On 5 October 1642 his old parishioners petitioned the House that he might be appointed Sunday afternoon lecturer, and this was done. Chestlin, who resisted the appointment, was imprisoned at Colchester for a seditious sermon; he escaped to the king at Oxford. Left thus in possession at St. Matthew's, Friday Street, Burton organised a church on the independent model. He preached before parliament, but did not approve the course which events subsequently took. He was for some time allowed to hold a catechetical lecture every Tuesday fortnight at St. Mary's, Aldermanbury, but on his introducing his independent views the churchwardens locked him out in September 1645. This led to an angry pamphlet war with Edmund Calamy, rector of the parish. During his imprisonment he suffered from kidney disease, which was probably the cause of his death. He was buried on 7 January 1648.

==Works==
S. R. Gardiner says of Burton's Protestation Protested, published in July 1641, that it 'sketched out that plan of a national church, surrounded by voluntary churches, which was accepted at the revolution of 1688.' He published a Vindication of Churches commonly called Independent, 1644 (in answer to Prynne), and exercised a strict ecclesiastical discipline within his congregation.

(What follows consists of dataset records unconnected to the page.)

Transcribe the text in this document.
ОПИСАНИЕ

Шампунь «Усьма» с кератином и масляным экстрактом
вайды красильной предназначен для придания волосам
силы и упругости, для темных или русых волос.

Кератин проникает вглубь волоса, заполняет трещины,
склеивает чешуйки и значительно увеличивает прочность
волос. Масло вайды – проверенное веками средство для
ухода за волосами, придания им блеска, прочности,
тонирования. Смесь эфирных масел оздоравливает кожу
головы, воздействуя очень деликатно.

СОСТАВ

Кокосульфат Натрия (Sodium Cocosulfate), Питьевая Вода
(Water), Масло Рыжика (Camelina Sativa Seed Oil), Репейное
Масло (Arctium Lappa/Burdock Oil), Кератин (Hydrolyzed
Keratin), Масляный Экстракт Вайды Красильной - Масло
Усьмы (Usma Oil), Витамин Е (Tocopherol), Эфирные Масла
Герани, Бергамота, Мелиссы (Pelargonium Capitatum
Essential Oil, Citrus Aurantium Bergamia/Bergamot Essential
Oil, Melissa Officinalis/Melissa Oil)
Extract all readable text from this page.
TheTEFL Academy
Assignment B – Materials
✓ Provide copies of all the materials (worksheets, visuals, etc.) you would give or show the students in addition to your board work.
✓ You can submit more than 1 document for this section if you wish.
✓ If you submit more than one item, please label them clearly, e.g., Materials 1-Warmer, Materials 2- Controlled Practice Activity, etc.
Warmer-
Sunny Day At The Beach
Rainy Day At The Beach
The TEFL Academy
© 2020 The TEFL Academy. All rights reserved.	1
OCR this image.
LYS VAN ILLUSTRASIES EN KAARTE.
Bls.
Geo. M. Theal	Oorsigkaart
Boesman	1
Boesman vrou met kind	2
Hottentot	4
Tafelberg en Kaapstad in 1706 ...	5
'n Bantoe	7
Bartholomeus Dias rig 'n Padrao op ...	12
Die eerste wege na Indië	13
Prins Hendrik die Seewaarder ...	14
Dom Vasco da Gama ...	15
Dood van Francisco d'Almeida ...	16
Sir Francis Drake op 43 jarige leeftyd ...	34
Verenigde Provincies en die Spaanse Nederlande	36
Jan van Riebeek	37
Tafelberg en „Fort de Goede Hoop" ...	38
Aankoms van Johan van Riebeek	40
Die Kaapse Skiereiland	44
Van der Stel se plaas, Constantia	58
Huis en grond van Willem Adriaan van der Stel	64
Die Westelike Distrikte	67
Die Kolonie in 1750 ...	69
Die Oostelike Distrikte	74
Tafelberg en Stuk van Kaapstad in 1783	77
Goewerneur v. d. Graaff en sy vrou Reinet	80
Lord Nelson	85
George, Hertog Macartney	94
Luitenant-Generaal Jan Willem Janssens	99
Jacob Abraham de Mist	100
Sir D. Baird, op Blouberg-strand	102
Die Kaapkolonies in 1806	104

Burton's other main publications were:

- A Censure of Simonie, 1624.
- A Plea to an Appeale, 1626.
- The Seven Vials; or a briefe Exposition upon the 15 and 16 chapters of the Revelation, 1628.
- A Tryall of Private Devotion, 1628.
- England's Bondage and Hope of Deliverance, 1641, sermon from Psalm liii 7, 8, before the parliament on 20 June).
- Truth still Truth, though shut out of doors, 1645, (distinct from Truth shut out of doores, a previous pamphlet of the same year).
- The Grand Impostor Unmasked, or a detection of the notorious hypocrisie and desperate impiety of the late Archbishop (so styled) of Canterbury, cunningly couched in that written copy which he read on the scaffold, &c. 4to, n.d.
- Conformities Deformity, 1646.

==Family==
He and his first wife, Anne, he had two children: Anne, baptised 21 September 1621, and Henry, baptised 13 May 1624, who married Ursula Maisters on 30 November 1647, and is described as a merchant. His second wife, Sarah, and son, Henry, survived him, and on 17 February 1652 petitioned the house for maintenance; the son received lands of £200 yearly value from the estates of certain delinquents, out of which his widow was to have £100 a year for life.